Da ich in letzter immer noch viel mit Fahrrad umherziehe um interessante Läden (sprich alles was Videospiele oder PCs, die hier eher rar sind, hat) zu aufzuspüren/abzuklappern, konnte ich inzwischen auch ein paar Feststellungen zum Verkehr in Japan machen. Zunächst einmal: das Auto hat immer Vorfahrt. Kommt ein Auto aus einer Seitenstraße oder einer Auffahrt, fährt es rasch an die Hauptstraße heran und schaut dabei nach anderen Autos und hält erst genau dort, wo die Hauptstraße anfängt, also genau an der Stelle, an der ich eigentlich gerne mit meinem Fahrrad längsfahren würde. So muss ich häufig einen Bogen um solche Vordrängler fahren, die nicht den Anstand/Verstand besitzen, auch nach Verkehrsteilnehmern außerhalb von Autos Ausschau zu halten. Zweitens: Rot ist auch nur eine Art von Grün.
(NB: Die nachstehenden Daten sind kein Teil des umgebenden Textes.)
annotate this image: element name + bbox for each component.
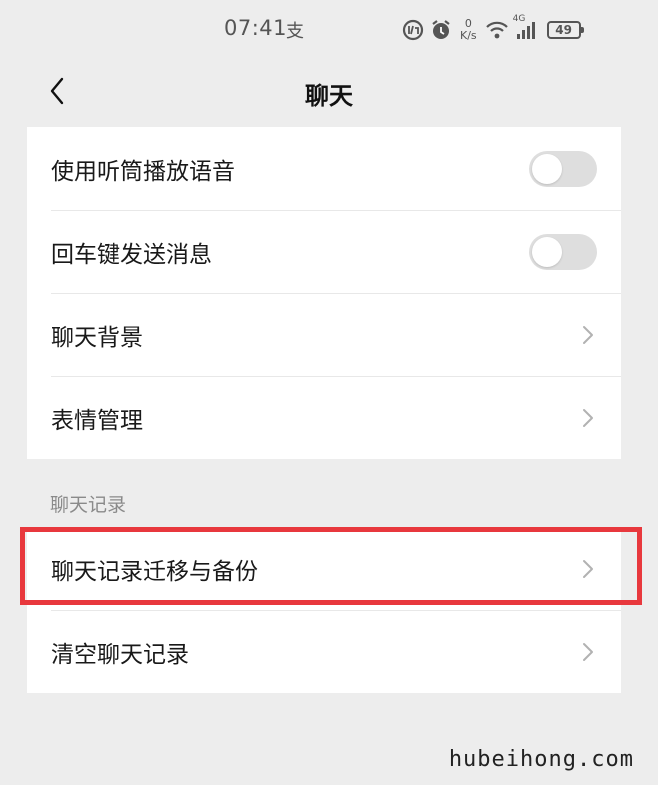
toggle-knob [532,236,562,267]
setting-chat-background[interactable]: 聊天背景 [27,293,621,376]
screen: 07:41 支 0 K/s 4G 49 聊天 使用听筒播放语音 回车键发送消息 … [0,0,658,785]
toggle-knob [532,153,562,184]
cell-label: 聊天记录迁移与备份 [51,558,258,585]
settings-group: 使用听筒播放语音 回车键发送消息 聊天背景 表情管理 [27,127,621,459]
setting-sticker-management[interactable]: 表情管理 [27,376,621,459]
network-type: 4G [512,14,526,24]
battery-level: 49 [555,23,572,37]
watermark: hubeihong.com [448,747,634,772]
alipay-icon: 支 [286,21,304,42]
status-bar: 07:41 支 0 K/s 4G 49 [0,0,658,60]
net-speed-unit: K/s [460,29,477,42]
status-time: 07:41 [224,16,288,40]
section-title-chat-history: 聊天记录 [50,494,127,516]
cell-label: 回车键发送消息 [51,241,212,268]
setting-migrate-backup[interactable]: 聊天记录迁移与备份 [27,527,621,610]
enter-to-send-toggle[interactable] [529,233,597,270]
chat-history-group: 聊天记录迁移与备份 清空聊天记录 [27,527,621,693]
nav-bar: 聊天 [0,60,658,126]
earpiece-playback-toggle[interactable] [529,150,597,187]
net-speed: 0 K/s [460,18,477,42]
chevron-right-icon [581,641,595,663]
alarm-icon [430,19,452,41]
setting-clear-history[interactable]: 清空聊天记录 [27,610,621,693]
setting-earpiece-playback[interactable]: 使用听筒播放语音 [27,127,621,210]
chevron-right-icon [581,324,595,346]
chevron-right-icon [581,558,595,580]
data-saver-icon [402,19,424,41]
cell-label: 表情管理 [51,407,143,434]
page-title: 聊天 [305,82,353,110]
wifi-icon [485,20,509,40]
battery-icon: 49 [546,21,584,39]
cell-label: 使用听筒播放语音 [51,158,235,185]
chevron-right-icon [581,407,595,429]
status-icons: 0 K/s 4G 49 [402,14,584,46]
cell-label: 聊天背景 [51,324,143,351]
setting-enter-to-send[interactable]: 回车键发送消息 [27,210,621,293]
cellular-signal-icon: 4G [513,14,537,40]
cell-label: 清空聊天记录 [51,641,189,668]
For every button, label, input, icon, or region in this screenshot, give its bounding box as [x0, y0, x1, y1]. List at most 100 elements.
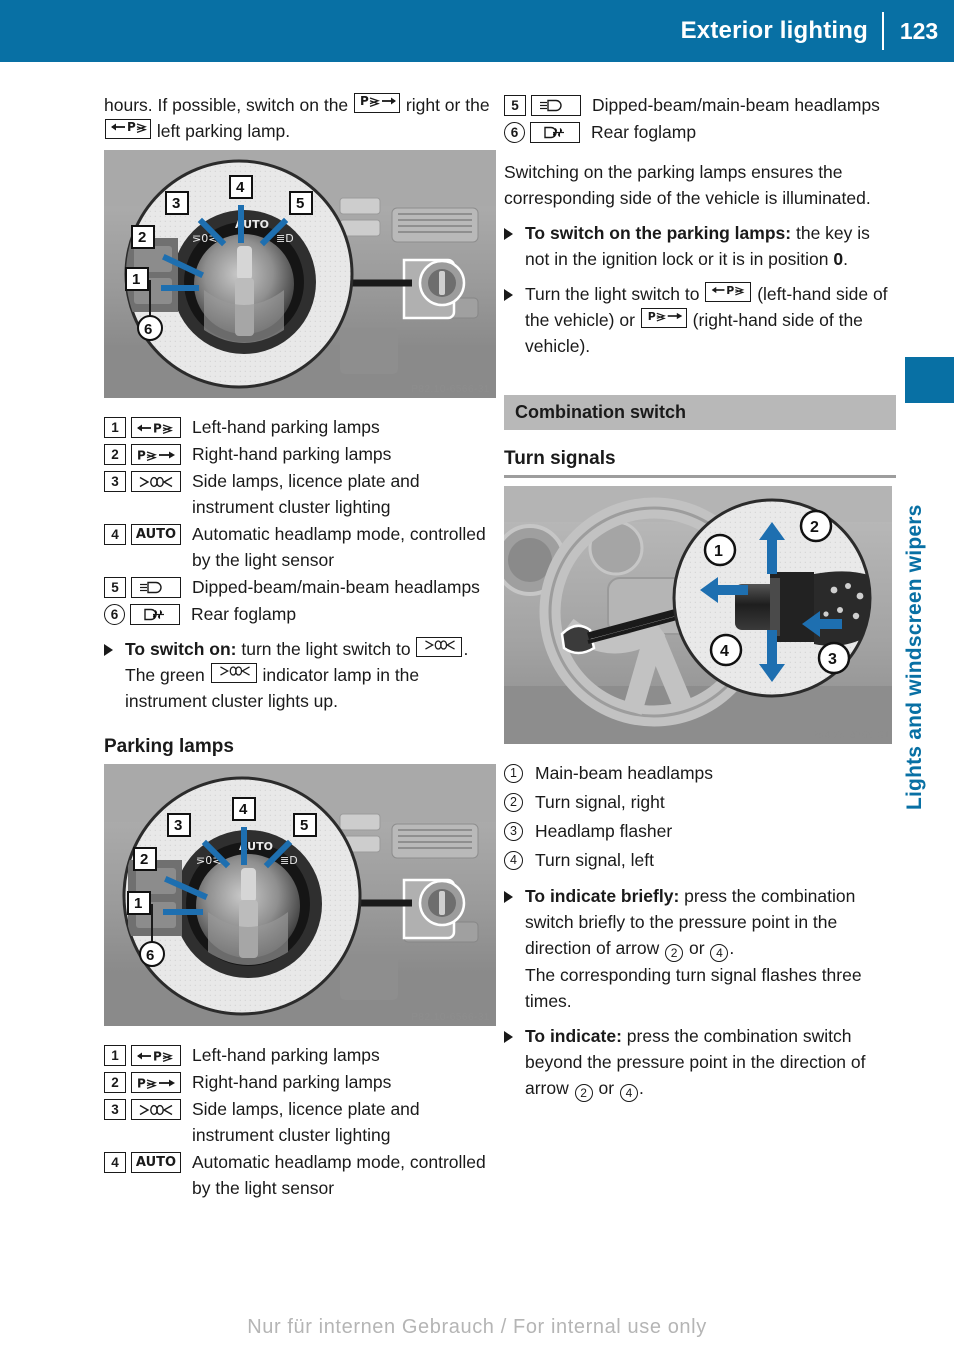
- bullet-arrow-icon: [504, 289, 520, 359]
- svg-text:6: 6: [146, 947, 154, 964]
- legend-label: Dipped-beam/main-beam headlamps: [192, 577, 480, 597]
- legend-label: Right-hand parking lamps: [192, 1072, 392, 1092]
- right-column: 5 Dipped-beam/main-beam headlamps 6 Rear…: [504, 92, 896, 1102]
- parking-right-icon: P: [640, 308, 687, 328]
- bullet-arrow-icon: [504, 1031, 520, 1102]
- svg-text:3: 3: [172, 195, 180, 212]
- svg-text:5: 5: [300, 817, 308, 834]
- left-column: hours. If possible, switch on the P righ…: [104, 92, 496, 1202]
- legend-number: 6: [104, 604, 125, 625]
- legend-item: 2 Turn signal, right: [504, 789, 896, 816]
- svg-text:P: P: [153, 1049, 162, 1063]
- side-lamps-icon: [210, 663, 257, 683]
- legend-label: Side lamps, licence plate and instrument…: [192, 471, 420, 517]
- legend-number: 4: [104, 524, 126, 545]
- legend-item: 1 P Left-hand parking lamps: [104, 414, 496, 440]
- switch-on-instruction: To switch on: turn the light switch to .…: [104, 636, 496, 714]
- legend-number: 1: [104, 417, 126, 438]
- svg-text:3: 3: [828, 651, 837, 668]
- switch-on-parking-lamps-instruction: To switch on the parking lamps: the key …: [504, 220, 896, 272]
- intro-paragraph: hours. If possible, switch on the P righ…: [104, 92, 496, 144]
- svg-text:P: P: [360, 94, 369, 108]
- auto-mode-icon: AUTO: [131, 524, 181, 545]
- bullet-arrow-icon: [504, 891, 520, 1014]
- conjunction-or: or: [688, 938, 705, 958]
- svg-text:P: P: [648, 310, 656, 323]
- parking-left-icon: P: [705, 282, 752, 302]
- legend-number: 2: [504, 793, 523, 812]
- turn-signal-legend: 1 Main-beam headlamps 2 Turn signal, rig…: [504, 760, 896, 874]
- parking-left-icon: P: [131, 1045, 181, 1066]
- legend-number: 3: [104, 1099, 126, 1120]
- svg-text:1: 1: [132, 271, 140, 288]
- svg-text:4: 4: [236, 179, 245, 196]
- legend-label: Left-hand parking lamps: [192, 1045, 380, 1065]
- legend-item: 4 Turn signal, left: [504, 847, 896, 874]
- headlamp-icon: [131, 577, 181, 598]
- svg-text:1: 1: [134, 895, 142, 912]
- intro-text-2: right or the: [405, 95, 490, 115]
- instruction-rest: turn the light switch to: [241, 639, 411, 659]
- legend-number: 3: [104, 471, 126, 492]
- page-number: 123: [899, 17, 939, 44]
- intro-text-3: left parking lamp.: [156, 121, 291, 141]
- instruction-lead: To switch on the parking lamps:: [525, 223, 792, 243]
- turn-light-switch-instruction: Turn the light switch to P (left-hand si…: [504, 281, 896, 359]
- legend-label: Rear foglamp: [591, 122, 697, 142]
- legend-item: 1 P Left-hand parking lamps: [104, 1042, 496, 1068]
- legend-item: 6 Rear foglamp: [504, 119, 896, 145]
- bullet-arrow-icon: [504, 228, 520, 272]
- followup-text-1: The green: [125, 665, 205, 685]
- legend-item: 6 Rear foglamp: [104, 601, 496, 627]
- legend-label: Side lamps, licence plate and instrument…: [192, 1099, 420, 1145]
- legend-label: Turn signal, left: [535, 850, 654, 870]
- rear-foglamp-icon: [530, 122, 580, 143]
- headlamp-icon: [531, 95, 581, 116]
- parking-right-icon: P: [354, 93, 401, 113]
- svg-text:≣D: ≣D: [276, 232, 294, 245]
- svg-text:6: 6: [144, 321, 152, 338]
- figure-id-label: P82.10-6566-31: [411, 1012, 490, 1023]
- legend-item: 2 P Right-hand parking lamps: [104, 1069, 496, 1095]
- arrow-ref-number: 2: [574, 1084, 593, 1102]
- conjunction-or: or: [598, 1078, 615, 1098]
- rear-foglamp-icon: [130, 604, 180, 625]
- parking-left-icon: P: [105, 119, 151, 139]
- side-lamps-icon: [416, 637, 463, 657]
- legend-item: 3 Headlamp flasher: [504, 818, 896, 845]
- svg-text:2: 2: [810, 519, 819, 536]
- legend-item: 1 Main-beam headlamps: [504, 760, 896, 787]
- arrow-ref-number: 4: [619, 1084, 638, 1102]
- indicate-briefly-instruction: To indicate briefly: press the combinati…: [504, 883, 896, 1014]
- page-header: Exterior lighting 123: [0, 0, 954, 62]
- light-switch-figure: AUTO ⋝0⋜ ≣D 1 2 3 4 5 6 P82.10-6566-31: [104, 150, 496, 398]
- legend-item: 3 Side lamps, licence plate and instrume…: [104, 1096, 496, 1148]
- combination-switch-photo: 1 2 3 4: [504, 486, 892, 744]
- intro-text-1: hours. If possible, switch on the: [104, 95, 349, 115]
- legend-number: 1: [504, 764, 523, 783]
- legend-number: 2: [104, 444, 126, 465]
- instruction-followup: The corresponding turn signal flashes th…: [525, 965, 862, 1011]
- heading-rule: [504, 475, 896, 478]
- svg-text:5: 5: [296, 195, 304, 212]
- svg-text:2: 2: [140, 851, 148, 868]
- chapter-tab-label: Lights and windscreen wipers: [903, 504, 926, 811]
- legend-label: Dipped-beam/main-beam headlamps: [592, 95, 880, 115]
- legend-label: Turn signal, right: [535, 792, 665, 812]
- parking-right-icon: P: [131, 444, 181, 465]
- legend-number: 2: [104, 1072, 126, 1093]
- bullet-arrow-icon: [104, 644, 120, 714]
- svg-text:P: P: [127, 120, 136, 134]
- svg-text:4: 4: [720, 643, 729, 660]
- page-title: Exterior lighting: [680, 17, 868, 44]
- legend-number: 6: [504, 122, 525, 143]
- legend-label: Headlamp flasher: [535, 821, 673, 841]
- parking-lamps-figure: AUTO ⋝0⋜ ≣D 1 2 3 4 5 6 P82.10-6566-31: [104, 764, 496, 1026]
- arrow-ref-number: 4: [710, 944, 729, 962]
- legend-item: 5 Dipped-beam/main-beam headlamps: [504, 92, 896, 118]
- legend-label: Automatic headlamp mode, controlled by t…: [192, 524, 486, 570]
- parking-lamps-switch-photo: AUTO ⋝0⋜ ≣D 1 2 3 4 5 6: [104, 764, 496, 1026]
- light-switch-photo: AUTO ⋝0⋜ ≣D 1 2 3 4 5 6: [104, 150, 496, 398]
- svg-text:3: 3: [174, 817, 182, 834]
- instruction-period: .: [638, 1078, 644, 1098]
Es mag daran liegen das Grün- und Rotphasen bei den Ampeln hier nach gefühlter Zeit in etwa doppelt so lang sind wie in Deutschland, jedenfalls aber sehen die Japaner das mit dem roten Lämpchen nicht si kleinkariert wie wir Deutschen. Klar gibt es da noch das gelbe Lämpchen das vorher schon warnt, dass es bald rot wird, aber der letzte Wagen in einer Gruppe fährt immer noch rüber, wenn es schon rot ist. Ungünstig, denn viele Japaner, die es nicht abwarten können weiterzukommen, schauen nicht auf die eigene Ampel, sondern schielen stattdessen hinüber zur Querstraße und warten, dass dort rot wird, um dann sofort loszufahren, egal ob sie selbst schon grün oder noch rot haben. Sie kennen aber auch kein Rotgelb hier. Drittens: Bürgersteige sind praktische Parkplätze. Wenn der Platz nicht reicht, oder man es eilig hat, wird der Bürgersteig gerne als Parkplatz genutzt. Passiert ja auch in Deutschland, aber wirklich schlimm sind Autos auf Auffahrten, die mit Ihrer Schnauze 70% eines eh zu schmalen Bürgersteigs blockieren. Viertens: Beschwerden spricht man nur im privaten Kreis des Innenraum seines eigenen Wagens aus. Hupen als Beschwerdemittel scheint verpöhnt zu sein. Ist ja auch unangenehm laut und auffällig. Fünftens: Ich hab sie bisher nur einmal erlebt, aber es gibt hier Wassersprenkler im Mittelstreifen der Straße, die bei Schnee eingesetzt werden um diesen zu entfernen. Es war wohl ein Testlauf, denn Schnee lag keiner. Beim Überqueren der Kreuzung haben sie mich aber trotzdem angespritzt. Sehr toll.